In light of the newly-found UB313, there's been a lot of controversy over what defines a planet. The main question is, what's the lower limit? I think we can agree it isn't low enough where non-spherical objects can be classified. Here are some popular theories I've seen recently:

1)Classify all spheroids as planets...which would bring the total up to ~20 and counting.

2)Retain the 4 terrestrial planets and 4 gas planets, but drop Pluto and UB313 due to being intertwined w/ a swarm or belt of other objects.

3)Set Pluto as the arbitrary limit...anything larger is a planet, anything smaller is not.

4)Regardless of limits, divide the different objects into categories by distance and structure...terrestrial planets, gas planets, and KBO planets.


And I may be forgetting other popular ones.

All of these have their pros and cons.

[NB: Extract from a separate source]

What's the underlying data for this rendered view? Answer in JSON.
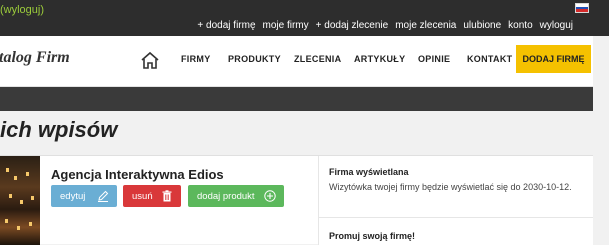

Theory 1 is the most scientifically suitable, however having over 20 planets is a huge change. It reduces the meaning in a way too...not exactly the neat, orderly line of bodies to memorize. Theory 2 was the idea I was most comfortable w/ originally...however, this will be a huge problem if we find KBOs even larger than UB313 to the point where there are Mercury-sized ones. This theory would assume a Mercury-sized KBO isn't a planet because it's in a big asteroid. Not vey fair. Dividing objects by category seems reasonable enough...but then we're still left w/ the issue of where to draw the line between what's a KBO planet and what's just...a KBO.

Theory 3, having Pluto be the arbituary limit, sounds like it's giving into the cultural protests. With this idea in mind though...I decided to investigate the diameters of all the solid spheroids in the solar system. This was mostly to see if there are any evident groups or categories by size.

You can see it on this graph. Note, gas planets excluded for obvious reasons...and satellites are included as well. Also note some of the diameters are very rough estimates (esp w/ the new KBOs) and may be off by as much as a few 100km.



And the data...



I know what you're thinking. However, notice in the graph a few "gaps" in the bars? I do. What I see is that the spheroids CAN afterall be grouped into categories by size. This is how I see it based on the graph and data above. I have it grouped ascendingly, though it could also be the other way around.


Class I (Midgets):
Enceladus, Miranda, Mimas

Class II (Small):
Sedna, Orcus, Titania, Rhea, Oberon, EL61, FY9, Iapetus, Charon, Quaoar, Umbriel, Ariel, Dione, Ixion, Tethys, Ceres, Varuna, AW197

Class III (Middle-Sized...Planet Worthy?):
Io, Moon, Europa, UB313, Triton, Pluto

Class IV: (Large)
Ganymede, Titan, Mercury, Callisto

Class V: (Very Large)
Mars (could've been in the next class for simplicity, but it really is alone in close size)

Class VI: (Largest)
Earth, Venus


Maybe I'm out of line here. But that's why I'm posting it here...to see if you all see the groups that I outlined as I see it. What jumps out to me is the relatively noticeable gap between Pluto and the next-largest object.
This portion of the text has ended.